Aber was ist, wenn kein freundlicher Abschied möglich war – was ist, wenn das kleine Kind seine Mama oder seinen Papa durch einen Unfall verliert? Was ist, wenn man – warum auch immer, die eigene Heimat verlassen muss – und nicht ohne weiteres zurückkehren kann. Was ist, wenn der Freund, den man so gern mochte, der Führer, dem man so viel zu verdanken hat als Straftäter hingerichtet wird? Was ist, wenn Trennung verklebt ist mit Gewalt, mit Unrecht, ja mit Verbrechen? Das ist das Schicksal der Hinterbliebenen Jesu – seiner ersten Jüngerinnen und Jünger Jesu – ihr geliebter Rabbi wurde in ihren Augen völlig ungerecht hingerichtet. Und das ist die Keimzelle des Evangeliums, der frohen Botschaft – die Idee, dass der Tod nicht das letzte Wort hat, dass sich Hass verwandeln lässt in Liebe, Angst verwandeln lässt in Vertrauen, Sterben verwandeln lässt in Leben. Das ist eine ganz andere Botschaft als die, man dürfe Ohnmacht nicht hinnehmen, man darf sich Ungerechtigkeit nicht bieten lassen, man muß das Böse ausrotten.

Liebe Gemeinde,
Jesus hat als Christus vorgelebt, dass sich Leiden, ja der Tod verwandeln läßt. Durch Jesus  – und so wurde er zum Christus – ist der völlig neue Gedanke auf die Welt gekommen, dass Leiden, Schmerzen auch Schuld nicht abgespalten, nicht exkommuniziert werden müssen – sondern ertragen werden können in dem Vertrauen auf ihre Verwandlung. Dieses unbedingte Vertrauen hatte Jesus zu seinem Gott, dieses Vertrauen ist die „Bindung an Gott“ unserer Briefstelle und dieses Vertrauen lässt sich in keine Todesgruft einsperren. Psychologen haben herausgefunden, dass gut an ihre Eltern gebundene Kinder die besten Chancen für ein freies und zufriedenes Leben haben. Gut gebunden sein, heißt, sich trennen zu können, ohne den anderen zu verlieren. Gut in Gott gebundene Menschen fühlen sich von ihrem Gott wie von einem guten Hirten begleitet – einem Hirten, dem es um das Wohlergehen seiner Schafe geht und nicht um deren Gängelung oder Knechtung. Jesus hat zu diesem Gott „abba“ gesagt und bis in die Gealt seines Todes hinein vertraut, dass dieser Gott barmherzig ist: ein Herz hat gerade für die Verwirrten und Verzagten, gerade für die, die  Schmerzen erleiden und ungerecht behandelt werden, gerade für die, die sich verlassen – mutterseelen allein – fühlen.

So ist Jesus zum Christus geworden, zum guten Hirten und „Beschützer“ unseres Lebens.

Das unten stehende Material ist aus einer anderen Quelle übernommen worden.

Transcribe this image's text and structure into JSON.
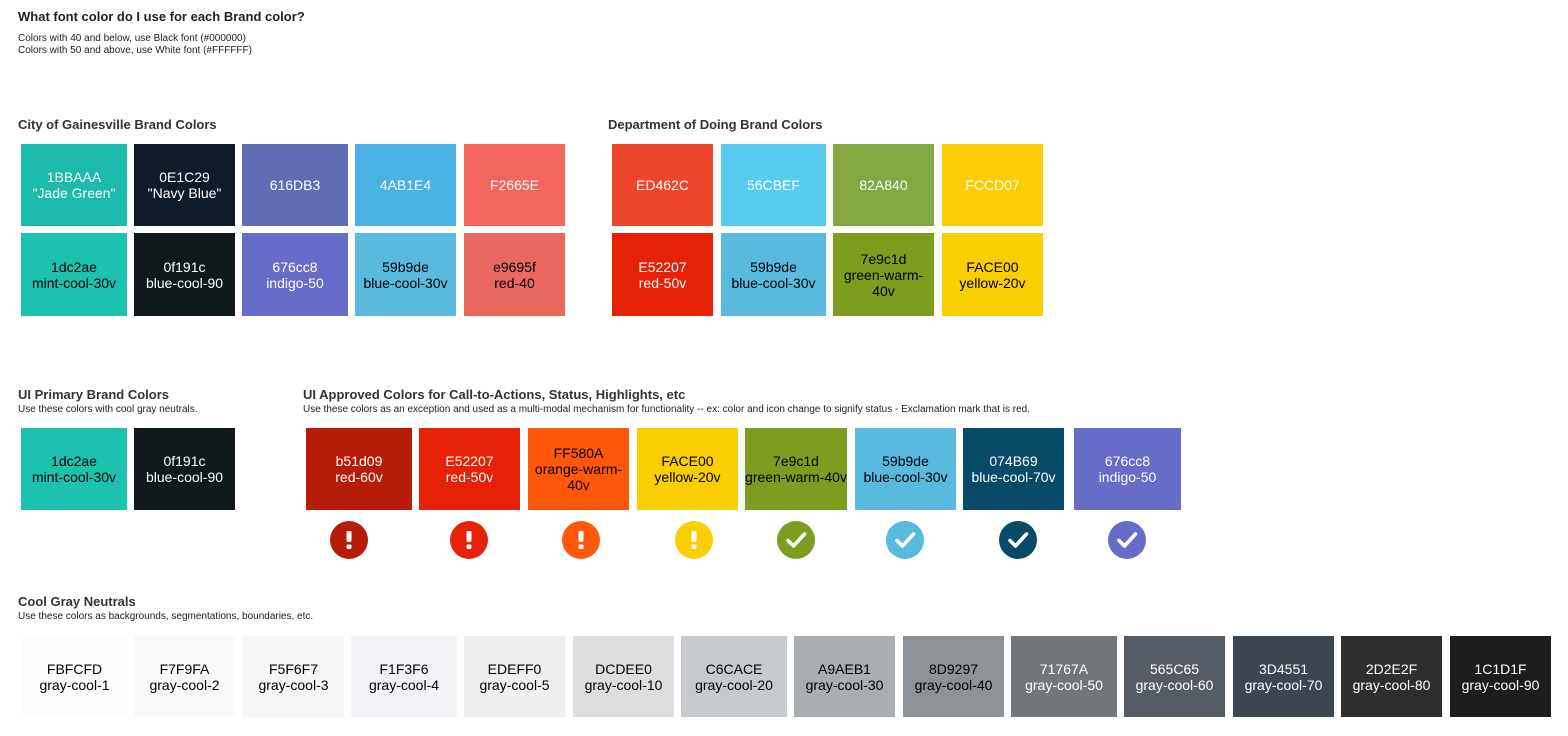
{
  "intro": {
    "title": "What font color do I use for each Brand color?",
    "line1": "Colors with 40 and below, use Black font (#000000)",
    "line2": "Colors with 50 and above, use White font (#FFFFFF)"
  },
  "city": {
    "title": "City of Gainesville Brand Colors",
    "top": [
      {
        "l1": "1BBAAA",
        "l2": "\"Jade Green\"",
        "bg": "#1BBAAA",
        "fg": "#ffffff"
      },
      {
        "l1": "0E1C29",
        "l2": "\"Navy Blue\"",
        "bg": "#0E1C29",
        "fg": "#ffffff"
      },
      {
        "l1": "616DB3",
        "l2": "",
        "bg": "#616DB3",
        "fg": "#ffffff"
      },
      {
        "l1": "4AB1E4",
        "l2": "",
        "bg": "#4AB1E4",
        "fg": "#ffffff"
      },
      {
        "l1": "F2665E",
        "l2": "",
        "bg": "#F2665E",
        "fg": "#ffffff"
      }
    ],
    "bottom": [
      {
        "l1": "1dc2ae",
        "l2": "mint-cool-30v",
        "bg": "#1dc2ae",
        "fg": "#000000"
      },
      {
        "l1": "0f191c",
        "l2": "blue-cool-90",
        "bg": "#0f191c",
        "fg": "#ffffff"
      },
      {
        "l1": "676cc8",
        "l2": "indigo-50",
        "bg": "#676cc8",
        "fg": "#ffffff"
      },
      {
        "l1": "59b9de",
        "l2": "blue-cool-30v",
        "bg": "#59b9de",
        "fg": "#000000"
      },
      {
        "l1": "e9695f",
        "l2": "red-40",
        "bg": "#e9695f",
        "fg": "#000000"
      }
    ]
  },
  "dept": {
    "title": "Department of Doing Brand Colors",
    "top": [
      {
        "l1": "ED462C",
        "l2": "",
        "bg": "#ED462C",
        "fg": "#ffffff"
      },
      {
        "l1": "56CBEF",
        "l2": "",
        "bg": "#56CBEF",
        "fg": "#ffffff"
      },
      {
        "l1": "82A840",
        "l2": "",
        "bg": "#82A840",
        "fg": "#ffffff"
      },
      {
        "l1": "FCCD07",
        "l2": "",
        "bg": "#FCCD07",
        "fg": "#ffffff"
      }
    ],
    "bottom": [
      {
        "l1": "E52207",
        "l2": "red-50v",
        "bg": "#E52207",
        "fg": "#ffffff"
      },
      {
        "l1": "59b9de",
        "l2": "blue-cool-30v",
        "bg": "#59b9de",
        "fg": "#000000"
      },
      {
        "l1": "7e9c1d",
        "l2": "green-warm-40v",
        "bg": "#7e9c1d",
        "fg": "#000000"
      },
      {
        "l1": "FACE00",
        "l2": "yellow-20v",
        "bg": "#FACE00",
        "fg": "#000000"
      }
    ]
  },
  "primary": {
    "title": "UI Primary Brand Colors",
    "subtitle": "Use these colors with cool gray neutrals.",
    "swatches": [
      {
        "l1": "1dc2ae",
        "l2": "mint-cool-30v",
        "bg": "#1dc2ae",
        "fg": "#000000"
      },
      {
        "l1": "0f191c",
        "l2": "blue-cool-90",
        "bg": "#0f191c",
        "fg": "#ffffff"
      }
    ]
  },
  "approved": {
    "title": "UI Approved Colors for Call-to-Actions, Status,  Highlights, etc",
    "subtitle": "Use these colors as an exception and used as a multi-modal mechanism for functionality -- ex: color and icon change to signify status - Exclamation mark that is red.",
    "swatches": [
      {
        "l1": "b51d09",
        "l2": "red-60v",
        "l3": "",
        "bg": "#b51d09",
        "fg": "#ffffff",
        "icon": "exclamation-icon"
      },
      {
        "l1": "E52207",
        "l2": "red-50v",
        "l3": "",
        "bg": "#E52207",
        "fg": "#ffffff",
        "icon": "exclamation-icon"
      },
      {
        "l1": "FF580A",
        "l2": "orange-warm-",
        "l3": "40v",
        "bg": "#FF580A",
        "fg": "#000000",
        "icon": "exclamation-icon"
      },
      {
        "l1": "FACE00",
        "l2": "yellow-20v",
        "l3": "",
        "bg": "#FACE00",
        "fg": "#000000",
        "icon": "exclamation-icon"
      },
      {
        "l1": "7e9c1d",
        "l2": "green-warm-40v",
        "l3": "",
        "bg": "#7e9c1d",
        "fg": "#000000",
        "icon": "checkmark-icon"
      },
      {
        "l1": "59b9de",
        "l2": "blue-cool-30v",
        "l3": "",
        "bg": "#59b9de",
        "fg": "#000000",
        "icon": "checkmark-icon"
      },
      {
        "l1": "074B69",
        "l2": "blue-cool-70v",
        "l3": "",
        "bg": "#074B69",
        "fg": "#ffffff",
        "icon": "checkmark-icon"
      },
      {
        "l1": "676cc8",
        "l2": "indigo-50",
        "l3": "",
        "bg": "#676cc8",
        "fg": "#ffffff",
        "icon": "checkmark-icon"
      }
    ]
  },
  "grays": {
    "title": "Cool Gray Neutrals",
    "subtitle": "Use these colors as backgrounds, segmentations, boundaries, etc.",
    "swatches": [
      {
        "l1": "FBFCFD",
        "l2": "gray-cool-1",
        "bg": "#FBFCFD",
        "fg": "#000000"
      },
      {
        "l1": "F7F9FA",
        "l2": "gray-cool-2",
        "bg": "#F7F9FA",
        "fg": "#000000"
      },
      {
        "l1": "F5F6F7",
        "l2": "gray-cool-3",
        "bg": "#F5F6F7",
        "fg": "#000000"
      },
      {
        "l1": "F1F3F6",
        "l2": "gray-cool-4",
        "bg": "#F1F3F6",
        "fg": "#000000"
      },
      {
        "l1": "EDEFF0",
        "l2": "gray-cool-5",
        "bg": "#EDEFF0",
        "fg": "#000000"
      },
      {
        "l1": "DCDEE0",
        "l2": "gray-cool-10",
        "bg": "#DCDEE0",
        "fg": "#000000"
      },
      {
        "l1": "C6CACE",
        "l2": "gray-cool-20",
        "bg": "#C6CACE",
        "fg": "#000000"
      },
      {
        "l1": "A9AEB1",
        "l2": "gray-cool-30",
        "bg": "#A9AEB1",
        "fg": "#000000"
      },
      {
        "l1": "8D9297",
        "l2": "gray-cool-40",
        "bg": "#8D9297",
        "fg": "#000000"
      },
      {
        "l1": "71767A",
        "l2": "gray-cool-50",
        "bg": "#71767A",
        "fg": "#ffffff"
      },
      {
        "l1": "565C65",
        "l2": "gray-cool-60",
        "bg": "#565C65",
        "fg": "#ffffff"
      },
      {
        "l1": "3D4551",
        "l2": "gray-cool-70",
        "bg": "#3D4551",
        "fg": "#ffffff"
      },
      {
        "l1": "2D2E2F",
        "l2": "gray-cool-80",
        "bg": "#2D2E2F",
        "fg": "#ffffff"
      },
      {
        "l1": "1C1D1F",
        "l2": "gray-cool-90",
        "bg": "#1C1D1F",
        "fg": "#ffffff"
      }
    ]
  }
}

In  dem Vertrauen auf diesen Christus und in der Bindung an diesen Gott des Lebens können wir neu zurückkehren zu unserem Ausgangspunkt: durch den Schmerz hindurch gegangen können wir jetzt neu mit dem Psalmisten singen: Das Leben ist schön – preist Jahwe, den Schöpfer und barmherzigen Gott, durch ihn und mit ihm und in ihm lebt und webt seine Schöpfung – und wir haben daran Anteil – welch eine Gnade!

Und der Friede Gottes, der höher ist als alle Vernunft, bewahre unsere Sinne in Christus Jesus Amen.